Russia’s executive secretary of the commission for the State Duma, Andrey Chernogorov, said in a Bberg phone interview that “This all has to do with sanctions.”
“Given the current international tensions, substituting imports with local software and hardware becomes the key to ensuring self sufficiency,” he said.
The Russian parliament is currently in the process of drafting a bill which would require government agencies and state-run enterprises to give preference to local software and hardware companies to replace products from Microsoft and IBM. Chernogorov said the commission accelerated preparation for the bill after reports that American tech companies may cut off services to Russian banks and companies to comply with U.S. sanctions. According to Chernogorov, the proposal may be submitted for a parliamentary vote in September.

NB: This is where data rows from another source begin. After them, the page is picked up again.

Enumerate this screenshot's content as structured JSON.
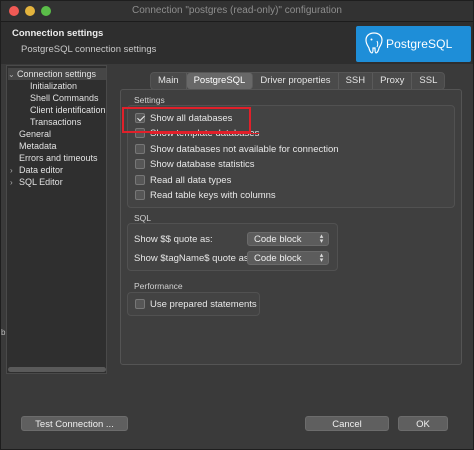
{
  "window": {
    "title": "Connection \"postgres (read-only)\" configuration"
  },
  "header": {
    "title": "Connection settings",
    "subtitle": "PostgreSQL connection settings",
    "logo_text": "PostgreSQL"
  },
  "tree": {
    "items": [
      {
        "label": "Connection settings",
        "arrow": "⌄"
      },
      {
        "label": "Initialization"
      },
      {
        "label": "Shell Commands"
      },
      {
        "label": "Client identification"
      },
      {
        "label": "Transactions"
      },
      {
        "label": "General"
      },
      {
        "label": "Metadata"
      },
      {
        "label": "Errors and timeouts"
      },
      {
        "label": "Data editor",
        "arrow": "›"
      },
      {
        "label": "SQL Editor",
        "arrow": "›"
      }
    ]
  },
  "tabs": [
    "Main",
    "PostgreSQL",
    "Driver properties",
    "SSH",
    "Proxy",
    "SSL"
  ],
  "settings": {
    "label": "Settings",
    "checkboxes": [
      {
        "label": "Show all databases",
        "checked": true
      },
      {
        "label": "Show template databases",
        "checked": false
      },
      {
        "label": "Show databases not available for connection",
        "checked": false
      },
      {
        "label": "Show database statistics",
        "checked": false
      },
      {
        "label": "Read all data types",
        "checked": false
      },
      {
        "label": "Read table keys with columns",
        "checked": false
      }
    ]
  },
  "sql": {
    "label": "SQL",
    "rows": [
      {
        "label": "Show $$ quote as:",
        "value": "Code block"
      },
      {
        "label": "Show $tagName$ quote as:",
        "value": "Code block"
      }
    ]
  },
  "performance": {
    "label": "Performance",
    "prepared_statements": {
      "label": "Use prepared statements",
      "checked": false
    }
  },
  "buttons": {
    "test": "Test Connection ...",
    "cancel": "Cancel",
    "ok": "OK"
  },
  "side_glyph": "b",
  "colors": {
    "logo_bg": "#1e8ed8",
    "highlight": "#e0202a"
  }
}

Russia’s moves are part of its strategy to improve the nation’s self-sufficiency at a time when it faces fresh Western sanctions over the Ukraine crisis.
Hewlett-Packard (HPQ), IBM Corp (IBM), Microsoft (MSFT), Cisco Systems (CSCO), Oracle (ORCL) and SAP AG (SAP) had combined revenue of $8.1 billion from Russia last year, according to the report, which cited estimates by the Russian Academy of Sciences. HP and IBM together accounted for almost 78% of the figure.